0

I have a static HashMap<UUID, MyObject> ALL = new HashMap<>(); which is used in multi-threading.

To reproduce the error, I made this code:

HashMap<Integer, String> list = new HashMap<>();

list.put(1, "str 1");
list.put(2, "str 2");

new Thread(() -> {
    while(true) {
        ArrayList<String> val;
        synchronized(list) {
            val = new ArrayList<>(list.values());
        }
        System.out.println(val.toString());
        try {
            Thread.sleep(500);
        } catch (InterruptedException e) {
            e.printStackTrace();
        }
    }
}).start();

new Thread(() -> {
    while(true) {
        list.put(new Random().nextInt(), "some str");
        try {
            Thread.sleep(500);
        } catch (InterruptedException e) {
            e.printStackTrace();
        }
    }
}).start();

But, after some seconds (around 10), I get this error with Java 16 and Java 17:

java.lang.ArrayIndexOutOfBoundsException: Index 2 out of bounds for length 2
    at java.util.HashMap.valuesToArray(HashMap.java:973) ~[?:?]
    at java.util.HashMap$Values.toArray(HashMap.java:1050) ~[?:?]
    at java.util.ArrayList.<init>(ArrayList.java:181) ~[?:?]

With Java 8, I get this:

Exception in thread "Thread-0" java.util.ConcurrentModificationException
    at java.util.HashMap$HashIterator.nextNode(HashMap.java:1473)
    at java.util.HashMap$ValueIterator.next(HashMap.java:1502)
    at java.util.AbstractCollection.toArray(AbstractCollection.java:141)
    at java.util.ArrayList.<init>(ArrayList.java:178)

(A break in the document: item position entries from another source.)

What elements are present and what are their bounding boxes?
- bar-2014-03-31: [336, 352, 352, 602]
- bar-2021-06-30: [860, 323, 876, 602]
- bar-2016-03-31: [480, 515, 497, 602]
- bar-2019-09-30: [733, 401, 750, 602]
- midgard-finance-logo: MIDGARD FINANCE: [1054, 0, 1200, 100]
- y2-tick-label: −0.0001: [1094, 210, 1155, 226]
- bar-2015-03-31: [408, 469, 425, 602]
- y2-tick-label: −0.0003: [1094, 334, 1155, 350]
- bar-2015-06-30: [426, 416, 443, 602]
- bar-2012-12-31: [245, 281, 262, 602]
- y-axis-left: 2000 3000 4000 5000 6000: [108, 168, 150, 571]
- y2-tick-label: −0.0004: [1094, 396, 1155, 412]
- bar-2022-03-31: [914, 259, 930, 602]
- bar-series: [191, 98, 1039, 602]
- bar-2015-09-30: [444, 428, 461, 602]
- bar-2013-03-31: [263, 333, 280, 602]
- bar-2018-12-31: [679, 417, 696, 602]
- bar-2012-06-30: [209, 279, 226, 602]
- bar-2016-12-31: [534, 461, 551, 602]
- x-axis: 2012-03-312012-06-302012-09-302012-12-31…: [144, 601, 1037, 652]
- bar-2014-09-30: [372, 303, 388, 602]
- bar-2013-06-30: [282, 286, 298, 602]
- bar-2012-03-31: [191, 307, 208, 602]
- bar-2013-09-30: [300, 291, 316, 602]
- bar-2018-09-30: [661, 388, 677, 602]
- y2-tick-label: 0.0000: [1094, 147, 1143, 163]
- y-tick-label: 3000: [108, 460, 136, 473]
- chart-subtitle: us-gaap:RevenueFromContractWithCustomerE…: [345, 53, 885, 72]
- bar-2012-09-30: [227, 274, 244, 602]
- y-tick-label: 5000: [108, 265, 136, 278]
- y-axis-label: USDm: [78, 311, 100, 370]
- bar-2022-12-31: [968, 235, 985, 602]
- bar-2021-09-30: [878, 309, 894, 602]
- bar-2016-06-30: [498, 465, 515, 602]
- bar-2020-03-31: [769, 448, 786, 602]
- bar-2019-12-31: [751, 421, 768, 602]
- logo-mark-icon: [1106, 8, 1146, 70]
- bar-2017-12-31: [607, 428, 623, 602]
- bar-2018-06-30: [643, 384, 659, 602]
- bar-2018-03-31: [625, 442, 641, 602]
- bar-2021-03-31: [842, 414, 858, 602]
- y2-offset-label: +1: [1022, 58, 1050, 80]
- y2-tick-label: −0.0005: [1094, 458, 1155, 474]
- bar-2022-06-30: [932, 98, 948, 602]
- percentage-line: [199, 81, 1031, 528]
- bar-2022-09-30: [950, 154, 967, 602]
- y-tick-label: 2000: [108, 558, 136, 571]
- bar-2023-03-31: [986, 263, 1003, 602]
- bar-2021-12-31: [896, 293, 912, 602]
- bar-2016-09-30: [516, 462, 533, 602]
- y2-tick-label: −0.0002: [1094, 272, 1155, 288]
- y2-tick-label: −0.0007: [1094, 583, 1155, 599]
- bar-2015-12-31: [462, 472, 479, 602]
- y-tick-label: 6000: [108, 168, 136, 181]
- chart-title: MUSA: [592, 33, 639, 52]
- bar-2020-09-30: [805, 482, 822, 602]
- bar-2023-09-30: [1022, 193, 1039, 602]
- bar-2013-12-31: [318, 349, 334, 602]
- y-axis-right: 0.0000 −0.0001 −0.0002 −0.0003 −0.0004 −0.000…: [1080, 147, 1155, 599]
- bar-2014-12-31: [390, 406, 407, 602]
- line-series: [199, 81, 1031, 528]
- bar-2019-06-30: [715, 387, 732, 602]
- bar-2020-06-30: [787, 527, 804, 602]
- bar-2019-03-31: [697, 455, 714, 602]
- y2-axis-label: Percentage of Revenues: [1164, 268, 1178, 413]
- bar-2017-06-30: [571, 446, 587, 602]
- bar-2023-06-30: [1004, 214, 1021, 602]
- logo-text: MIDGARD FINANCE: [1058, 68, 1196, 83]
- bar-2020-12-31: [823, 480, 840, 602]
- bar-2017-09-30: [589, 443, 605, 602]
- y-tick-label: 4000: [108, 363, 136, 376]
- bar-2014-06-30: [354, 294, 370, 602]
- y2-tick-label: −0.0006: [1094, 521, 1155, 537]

To test, I remove synchronized key-word, then try again in Java 17 and I get this:

java.util.ConcurrentModificationException: null
    at java.util.ArrayList$ArrayListSpliterator.forEachRemaining(ArrayList.java:1631) ~[?:?]
    at java.util.stream.AbstractPipeline.copyInto(AbstractPipeline.java:509) ~[?:?]
    at java.util.stream.AbstractPipeline.wrapAndCopyInto(AbstractPipeline.java:499) ~[?:?]
    at java.util.stream.ForEachOps$ForEachOp.evaluateSequential(ForEachOps.java:150) ~[?:?]
    at java.util.stream.ForEachOps$ForEachOp$OfRef.evaluateSequential(ForEachOps.java:173) ~[?:?]
    at java.util.stream.AbstractPipeline.evaluate(AbstractPipeline.java:234) ~[?:?]
    at java.util.stream.ReferencePipeline.forEach(ReferencePipeline.java:596) ~[?:?]

Those error seems very strange, especially the first one. I suspect that they comes from the JRE itself. I'm using Java 17.0.1 build 17.0.1+12-LTS-39.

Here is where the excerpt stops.